差分迁移率光谱法（DMS）是一种分离化学上相似物质（包括异构体）的工具，它很容易与质谱法相结合，以提高分析工作流程中的选择性。DMS色散曲线描述了离子在气体环境中所经历的动态迁移率，它显示了分析物通过DMS仪器的最大离子透射率是分离电压（SV）和补偿电压（CV）条件的函数。到目前为止，还没有快速、通用的预测离子色散行为的工具。在这里，我们展示了一个机器学习（ML）模型，该模型使用硅特征加法管道实现广义色散预测。我们使用了包含1141个阴离子和阳离子在纯N2环境和掺杂1.5%甲醇（MeOH）的N2环境下的色散曲线测量数据集。我们的特征添加管道可以仅使用SMILES代码计算1591个RDKit和Mordred描述符，然后使用累积密度函数（CDFs）将其归一化为采样分子分布（n = 100 000）。这个工具可以被认为是一个“学习”特征指纹生成管道，它可以应用于几乎任何分子（生物）化学信息学任务。我们表现最好的模型首次考虑了溶剂修饰的环境，其色散曲线预测的平均绝对误差（MAE）为2.1±0.2 V，比以前的最先进的工作有了显著的改进。我们使用可解释性技术（例如，SHAP分析）来表明这种特征添加管道是特征集的半确定性过程，并且我们讨论了“最佳实践”来理解特征集并最大化模型性能。我们期望该工具可用于预筛选，以加速甚至自动化DMS在复杂分析工作流程中的使用（例如，2D LC×DMS分离），并执行传输窗口的自动识别，并增加仪器的“自动驾驶”潜力。我们将我们的模型作为免费和可访问的工具在https://github.com/HopkinsLaboratory/DispersionCurveGUI上提供。

本文章由计算机程序翻译，如有差异，请以英文原文为准。

求助全文

约1分钟内获得全文求助全文

来源期刊

Analytical Chemistry 化学-分析化学

CiteScore

12.10

自引率

12.20%

发文量

1949

审稿时长

1.4 months

期刊介绍： Analytical Chemistry, a peer-reviewed research journal, focuses on disseminating new and original knowledge across all branches of analytical chemistry. Fundamental articles may explore general principles of chemical measurement science and need not directly address existing or potential analytical methodology. They can be entirely theoretical or report experimental results.
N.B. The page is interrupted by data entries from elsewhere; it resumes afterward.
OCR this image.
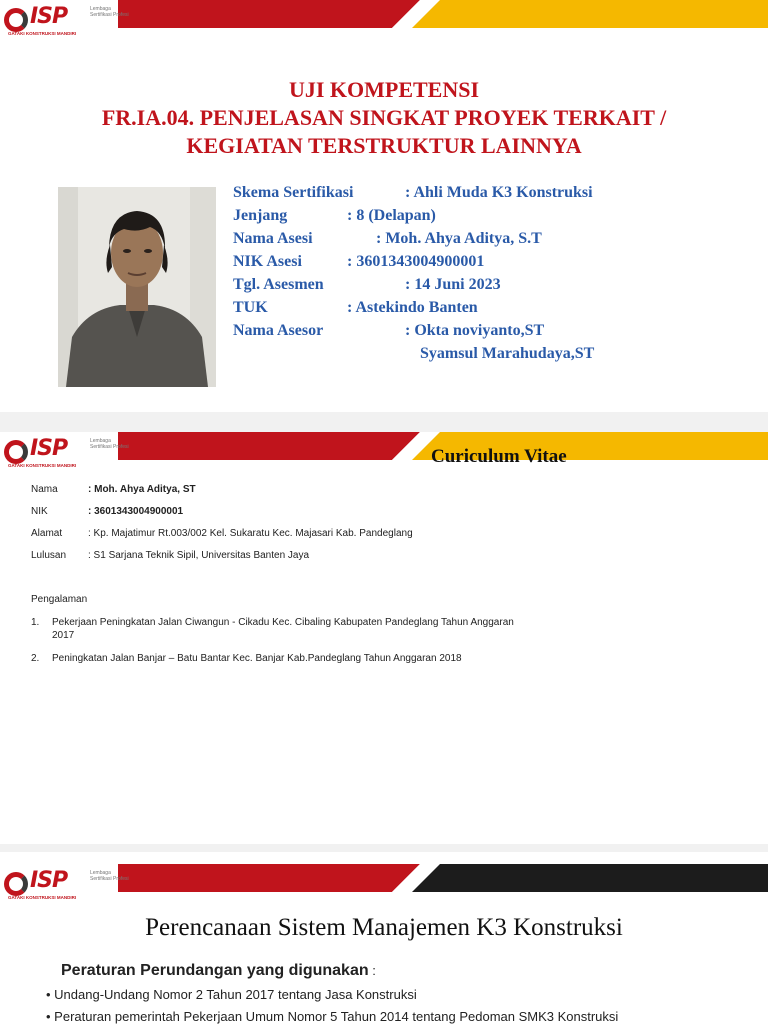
ISP	Lembaga Sertifikasi Profesi
GATAKI KONSTRUKSI MANDIRI
UJI KOMPETENSI
FR.IA.04. PENJELASAN SINGKAT PROYEK TERKAIT /
KEGIATAN TERSTRUKTUR LAINNYA
Skema Sertifikasi	: Ahli Muda K3 Konstruksi
Jenjang	: 8 (Delapan)
Nama Asesi	: Moh. Ahya Aditya, S.T
NIK Asesi	: 3601343004900001
Tgl. Asesmen	: 14 Juni 2023
TUK	: Astekindo Banten
Nama Asesor	: Okta noviyanto,ST
Syamsul Marahudaya,ST
ISP	Lembaga Sertifikasi Profesi
GATAKI KONSTRUKSI MANDIRI	Curiculum Vitae
Nama	: Moh. Ahya Aditya, ST
NIK	: 3601343004900001
Alamat	: Kp. Majatimur Rt.003/002 Kel. Sukaratu Kec. Majasari Kab. Pandeglang
Lulusan : S1 Sarjana Teknik Sipil, Universitas Banten Jaya
Pengalaman
1. Pekerjaan Peningkatan Jalan Ciwangun - Cikadu Kec. Cibaling Kabupaten Pandeglang Tahun Anggaran
2017
2. Peningkatan Jalan Banjar – Batu Bantar Kec. Banjar Kab.Pandeglang Tahun Anggaran 2018
ISP	Lembaga Sertifikasi Profesi
GATAKI KONSTRUKSI MANDIRI
Perencanaan Sistem Manajemen K3 Konstruksi
Peraturan Perundangan yang digunakan :
• Undang-Undang Nomor 2 Tahun 2017 tentang Jasa Konstruksi
• Peraturan pemerintah Pekerjaan Umum Nomor 5 Tahun 2014 tentang Pedoman SMK3 Konstruksi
Contributions may cover various phases of analytical operations, including sampling, bioanalysis, electrochemistry, mass spectrometry, microscale and nanoscale systems, environmental analysis, separations, spectroscopy, chemical reactions and selectivity, instrumentation, imaging, surface analysis, and data processing. Papers discussing known analytical methods should present a significant, original application of the method, a notable improvement, or results on an important analyte.